After I dealt with the advantages of end-to-end IT solutions in my last blog post (link), today I would like to look at the history and the current situation. This is done with a special focus on manufacturing companies.
Historically, with the increasing automation of production in many companies at the end of the 20th century or the beginning of the 21st century, another system landscape emerged parallel to the enterprise resource planning systems and the office systems, namely that of the production systems. In addition to SCADA systems (Supervisory Control and Data Acquisition), process control systems (PCS) should also be mentioned here.

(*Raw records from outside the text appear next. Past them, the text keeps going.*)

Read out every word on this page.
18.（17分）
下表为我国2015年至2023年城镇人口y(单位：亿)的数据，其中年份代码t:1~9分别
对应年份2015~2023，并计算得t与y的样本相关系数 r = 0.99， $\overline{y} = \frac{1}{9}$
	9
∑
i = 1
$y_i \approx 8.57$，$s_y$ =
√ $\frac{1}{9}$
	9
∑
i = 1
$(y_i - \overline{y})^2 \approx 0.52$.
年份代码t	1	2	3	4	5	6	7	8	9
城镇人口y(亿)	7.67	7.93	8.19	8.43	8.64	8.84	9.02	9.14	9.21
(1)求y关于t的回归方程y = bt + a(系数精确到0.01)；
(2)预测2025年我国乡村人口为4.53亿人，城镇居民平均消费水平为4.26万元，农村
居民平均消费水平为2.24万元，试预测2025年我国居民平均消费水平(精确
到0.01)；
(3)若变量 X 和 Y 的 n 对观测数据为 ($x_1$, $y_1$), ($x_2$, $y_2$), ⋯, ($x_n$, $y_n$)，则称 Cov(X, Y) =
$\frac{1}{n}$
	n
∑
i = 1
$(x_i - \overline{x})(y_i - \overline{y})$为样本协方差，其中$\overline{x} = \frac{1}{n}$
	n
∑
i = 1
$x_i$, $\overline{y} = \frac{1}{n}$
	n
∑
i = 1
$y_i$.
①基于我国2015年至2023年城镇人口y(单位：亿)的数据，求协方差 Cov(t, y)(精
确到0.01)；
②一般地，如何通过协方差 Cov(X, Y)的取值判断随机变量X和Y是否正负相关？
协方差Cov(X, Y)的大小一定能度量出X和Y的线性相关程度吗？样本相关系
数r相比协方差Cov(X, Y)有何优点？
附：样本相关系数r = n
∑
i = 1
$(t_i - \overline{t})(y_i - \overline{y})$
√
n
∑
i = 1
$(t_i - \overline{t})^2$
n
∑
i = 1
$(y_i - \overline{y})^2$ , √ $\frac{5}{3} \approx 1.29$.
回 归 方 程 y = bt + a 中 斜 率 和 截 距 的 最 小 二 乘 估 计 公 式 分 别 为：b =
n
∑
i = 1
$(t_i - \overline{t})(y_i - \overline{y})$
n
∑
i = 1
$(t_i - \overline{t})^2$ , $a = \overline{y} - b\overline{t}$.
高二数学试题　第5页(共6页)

Often these systems were acquired together with investment projects (e.g. new production facilities) or selected from the respective production areas with a clear functional focus. These systems have been very successful in increasing the level of automation and making production more reliable, stable and of higher quality. They also laid the foundation for more transparency and thus also for optimising the plants and production processes. But in this way, many isolated solutions were created in the factories. This fragmented system landscape is often extended by further software solutions for e.g. support processes such as maintenance and repair and also quality management. Interfaces between the individual software products were rare and if they existed, they were individually developed and error-prone. Cross-cutting data was usually entered and processed manually. Excel spreadsheets were used in the manufacturing companies for many overlapping activities from production planning to reporting. The higher-level ERP landscape was usually completely decoupled. Orders were manually passed on to production as printouts or Excel exports. Production confirmations were at best based on shift or production reports or manually entered from the production systems into ERP, often only on the next working day.
A better basis for integrating enterprise and plant levels was created with ANSI/ISA-95, a standard based on ISA-88. In the meantime, the currently valid standard is IEC 62264. This series of standards originated in the first decade of the 21st century and defined a standard that, from the required models and terminologies to the relevant attributes, also defined and described the activities for operational production management and the necessary transactions between business processes and production control. The B2MML standard was implemented as an interface based on ISA-95/IEC 62264. It consists of a collection of XML schemas that can map the transactions described in the standard.
Many systems have been implemented on this basis over the past two decades. What remained were isolated solutions from the most diverse software products. However, these islands could now be connected via the standardised activities and transactions, also and especially from the production level to the enterprise level.
In summary, it can be said that stand-alone solutions still dominate in many manufacturing companies today. System and media discontinuities could only be partially closed and mean a corresponding burden for plant operators, system administrators and management.